«Господин Шульц, уточните, пожалуйста, вопрос», - сказала
Эмма.
«Не занудствуй, - потребовал я, - просто скажи: проверим».
«Конечно, господин Шульц. Проверим».
Я прошёл к приоткрытой двери,
заглянул в актовый зал. Почувствовал всё тот же запах хлорки,
который недавно унюхал и в школьном гардеробе. Но уловил и едва
ощутимый запашок табачного дыма. Свет в актовый зал проникал из
припорошенных снегом окон. Его было достаточно для того, чтобы я
убедился: память меня не подвела (хоть я и входил в актовый зал
этой кировозаводской школы лишь однажды). Мой взгляд упёрся в
обитые потёртой тканью спинки соединённых в длинные ряды кресел. Я
поднял глаза – увидел сцену: тесную, но всё же пробудившую во мне
детские воспоминания. Сердце в моей груди забилось чаще.
Я шагнул в зал. Посмотрел на
висевшую над сценой красную растяжку. Прочёл на ней: «Да
здравствует великое, непобедимое знамя Маркса-Энгельса-Ленина! Да
здравствует Ленинизм!»
«Эмма, примерно на такой сцене я
впервые выступил перед публикой, - сказал я. – Только случилось это
в Москве.
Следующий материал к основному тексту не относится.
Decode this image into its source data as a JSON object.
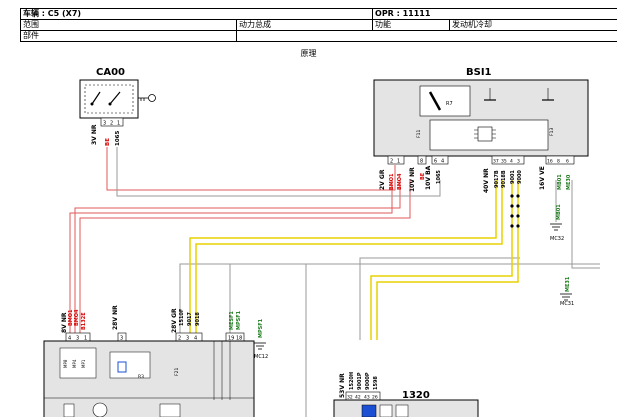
{
  "header": {
    "vehicle": "车辆 : C5 (X7)",
    "opr": "OPR : 11111",
    "scope_label": "范围",
    "scope_value": "动力总成",
    "function_label": "功能",
    "function_value": "发动机冷却",
    "part_label": "部件",
    "principle": "原理"
  },
  "components": {
    "ca00": "CA00",
    "bsi1": "BSI1",
    "c1320": "1320"
  },
  "connectors": {
    "ca00_conn": "3V NR",
    "ca00_pins": [
      "3",
      "2",
      "1"
    ],
    "ca00_wires": [
      "BE",
      "1065"
    ],
    "bsi_2v": "2V GR",
    "bsi_2v_pins": [
      "2",
      "1"
    ],
    "bsi_2v_wires": [
      "BMO1",
      "BMO4"
    ],
    "bsi_10v_nr": "10V NR",
    "bsi_10v_nr_pins": [
      "8"
    ],
    "bsi_10v_nr_wires": [
      "BE"
    ],
    "bsi_10v_ba": "10V BA",
    "bsi_10v_ba_pins": [
      "6",
      "4"
    ],
    "bsi_10v_ba_wires": [
      "1065"
    ],
    "bsi_40v": "40V NR",
    "bsi_40v_pins": [
      "37",
      "35",
      "4",
      "3"
    ],
    "bsi_40v_wires": [
      "9017B",
      "9018B",
      "9001",
      "9000"
    ],
    "bsi_16v": "16V VE",
    "bsi_16v_pins": [
      "16",
      "8",
      "6"
    ],
    "bsi_16v_wires": [
      "MB01",
      "ME30"
    ],
    "ecu_8v": "8V NR",
    "ecu_8v_pins": [
      "4",
      "3",
      "1"
    ],
    "ecu_8v_wires": [
      "BMO1",
      "BMO4",
      "B132E"
    ],
    "ecu_28v_nr": "28V NR",
    "ecu_28v_nr_pins": [
      "3"
    ],
    "ecu_28v_gr": "28V GR",
    "ecu_28v_gr_pins": [
      "2",
      "3",
      "4"
    ],
    "ecu_28v_gr_wires": [
      "1510F",
      "9017",
      "9018"
    ],
    "ecu_msf_pins": [
      "19",
      "18"
    ],
    "ecu_msf_wires": [
      "MESF1",
      "MPSF1"
    ],
    "c1320_conn": "53V NR",
    "c1320_pins": [
      "32",
      "42",
      "43",
      "26"
    ],
    "c1320_wires": [
      "1520H",
      "9001P",
      "9000P",
      "1598"
    ]
  },
  "grounds": {
    "mc32": "MC32",
    "mc31": "MC31",
    "mc12": "MC12",
    "mb01": "MB01",
    "me30": "ME30",
    "me31": "ME31",
    "mpsf1": "MPSF1"
  },
  "internal": {
    "r7": "R7",
    "f11": "F11",
    "f13": "F13",
    "f21": "F21",
    "r3": "R3",
    "ecu_pins": [
      "MP8",
      "MP4",
      "MP1"
    ]
  },
  "colors": {
    "wire_red": "#e05a5a",
    "wire_grey": "#9a9a9a",
    "wire_yellow": "#e8d200",
    "label_red": "#d40000",
    "label_green": "#1a7a1a"
  }
}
Мне тогда было семь лет. Я спел песню «Весёлый ветер»:
музыка Дунаевского, слова Лебедева-Кумача. До сих пор помню, как
мне рукоплескал зал. Люди вставали со своих мест и хлопали в
ладоши. Смотрели мне в лицо, улыбались. Незабываемые впечатления.
Приятные. Что интересно: я почти не волновался на том выступлении.
Я вообще на концертах не волновался. Впрочем, я тебе об этом уже
говорил. Я радовался, что пел, и что меня слушали. Волнение впервые
появилось уже на том концерте, когда у меня сломался
голос».
Я прошёл между рядами кресел.
Рассматривал висевшие на стенах портреты Карла Маркса, Фридриха
Энгельса и Владимира Ленина. Заметил очертания ещё одного портрета
на стене: он явно провисел там не один год, но сейчас его место
отмечал лишь светлый прямоугольник не выгоревшей на свету краски. Я
поднялся по ступеням (ступени реагировали на мои шаги тихим
скрипом). Ступил на доски сцены. Невольно обернулся и взглянул с
возвышения на пустовавшие сейчас кресла зрительного зала. Вздохнул
и подошёл к пианино, прижатому к стене в левой части сцены. Поднял
клап (клавиатурную крышку).
Одну за другой нажал клавиши
четвёртой октавы. Прислушался к звучанию нот. Поморщил
нос.
«Ужасное звучание, - мысленно сказал
я. – Этот инструмент просто умоляет о настройке».